At least 15 physicians have been fired from Edward-Elmhurst Health as the suburban Chicago-based health system moves to cut costs, sources told MedPage Today.
The doctors, who worked across its seven “Immediate Care” or urgent care sites, will be replaced by advanced practice nurses, according to an email sent by hospital leadership that was shared with MedPage Today. The physicians were informed late last week that they would be terminated as of April 1, 2020.
A physician who spoke on the condition of anonymity said the doctors were “broadsided” by the news. While they harbored some concerns that a few of the slower urgent care sites might be turned over to non-physician clinicians, they weren’t expecting so many of the sites to be impacted and for such a large number of doctors to be let go.
In their email, hospital system CEO Mary Lou Mastro, MS, RN, and Chief Medical Officers Robert Payton, MD, and Daniel Sullivan, MD, pointed to patient cost concerns as the reason for eliminating the jobs: “Patients have made it very clear that they want less costly care and convenient access for lower-acuity issues (sore throats, rashes, earaches), which are the vast majority of cases we treat in our Immediate Cares.”
“Beginning in the spring of 2020, we will move to a delivery model in which care is provided by Advanced Practice Nurses (APNs) at select Immediate Care locations,” they wrote.
Leadership also stated in the email that they are “working closely with these physicians to assist them with finding alternative positions within Edward-Elmhurst Health or outside our system,” but doctors noted that they face a saturated Chicago healthcare market and they’re likely to have to relocate.
When asked to confirm the layoffs, Keith Hartenberger, a spokesperson for Edward-Elmhurst Health, said in a statement: “We continue to assess our care delivery models in the interest of providing cost-effective care to our patients. We shared with physicians that we have plans to change the model next year at some outpatient sites and are working with anyone affected to find alternative placement.”
The move is becoming a more familiar one as some health systems try to save money by relying more heavily on non-physician clinicians.
Last year, 27 pediatricians at a chain of clinics in the Dallas area lost their jobs and were replaced by nurse practitioners — even though the chain subsequently changed its name to MD Kids Pediatrics.
Rebekah Bernard, MD, wrote in Medical Economics that she spoke with three of the pediatricians who were fired: “They told me that they and their physician colleagues were completely shocked by the sudden firing. ‘We thought we were going to retire from this place,’ one told me.”
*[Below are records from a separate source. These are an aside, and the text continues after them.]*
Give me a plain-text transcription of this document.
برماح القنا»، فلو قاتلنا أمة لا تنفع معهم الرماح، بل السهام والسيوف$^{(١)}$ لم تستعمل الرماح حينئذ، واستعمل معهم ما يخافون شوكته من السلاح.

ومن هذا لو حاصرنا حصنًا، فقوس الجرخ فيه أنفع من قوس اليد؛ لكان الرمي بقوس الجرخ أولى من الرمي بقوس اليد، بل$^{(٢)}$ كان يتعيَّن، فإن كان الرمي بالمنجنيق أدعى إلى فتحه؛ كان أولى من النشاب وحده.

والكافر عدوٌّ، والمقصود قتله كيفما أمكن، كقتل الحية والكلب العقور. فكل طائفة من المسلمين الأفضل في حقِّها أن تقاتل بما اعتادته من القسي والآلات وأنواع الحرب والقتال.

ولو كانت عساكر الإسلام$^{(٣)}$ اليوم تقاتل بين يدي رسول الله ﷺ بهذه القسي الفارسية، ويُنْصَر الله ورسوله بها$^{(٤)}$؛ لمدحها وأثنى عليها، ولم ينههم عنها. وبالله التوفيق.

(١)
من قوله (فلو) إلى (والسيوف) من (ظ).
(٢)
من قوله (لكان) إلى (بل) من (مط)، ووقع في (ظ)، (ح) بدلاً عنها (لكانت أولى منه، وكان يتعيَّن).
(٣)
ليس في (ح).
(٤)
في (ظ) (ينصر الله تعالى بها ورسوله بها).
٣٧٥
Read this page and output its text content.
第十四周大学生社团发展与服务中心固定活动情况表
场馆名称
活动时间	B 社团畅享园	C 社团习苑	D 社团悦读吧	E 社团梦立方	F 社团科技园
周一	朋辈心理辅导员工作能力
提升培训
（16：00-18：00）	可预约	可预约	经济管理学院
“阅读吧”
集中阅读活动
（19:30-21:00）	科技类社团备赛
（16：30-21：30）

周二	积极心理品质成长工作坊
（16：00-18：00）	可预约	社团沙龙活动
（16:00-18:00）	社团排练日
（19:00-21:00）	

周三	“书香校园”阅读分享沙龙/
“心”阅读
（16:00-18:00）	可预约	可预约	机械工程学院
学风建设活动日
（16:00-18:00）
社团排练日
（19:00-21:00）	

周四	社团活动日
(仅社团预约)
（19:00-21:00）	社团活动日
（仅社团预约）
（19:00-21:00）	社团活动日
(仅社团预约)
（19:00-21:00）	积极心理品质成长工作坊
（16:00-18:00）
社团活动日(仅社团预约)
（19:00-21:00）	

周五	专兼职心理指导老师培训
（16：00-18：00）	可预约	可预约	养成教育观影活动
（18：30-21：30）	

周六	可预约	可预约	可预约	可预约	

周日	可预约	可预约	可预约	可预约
Also in 2018, Charlotte, North Carolina-based Atrium Health ended a nearly 40-year contract with a 100-member physician group, signing up instead with Scope Anesthesia, which says it’s dedicated to forming partnerships with certified registered nurse anesthetists. Atrium said it too was looking to reduce patient costs.
“This trend of shuttering hospital departments and firing physicians to save money is dangerous and short-sighted,” Bernard wrote.
Purvi Parikh, MD, of NYU Langone Health in New York City, and a board member of Physicians for Patient Protection, which advocates against other healthcare providers replacing doctors, said that although non-physician clinicians “are vital members of the healthcare team, they are not trained to be substitutes of physicians and as a result diagnoses are missed and improper treatments and tests [are] prescribed.”
Parikh said patients “have the right to choose a facility that is physician-only or one with physician-led care. In Chicago, luckily there are other options among competitors.”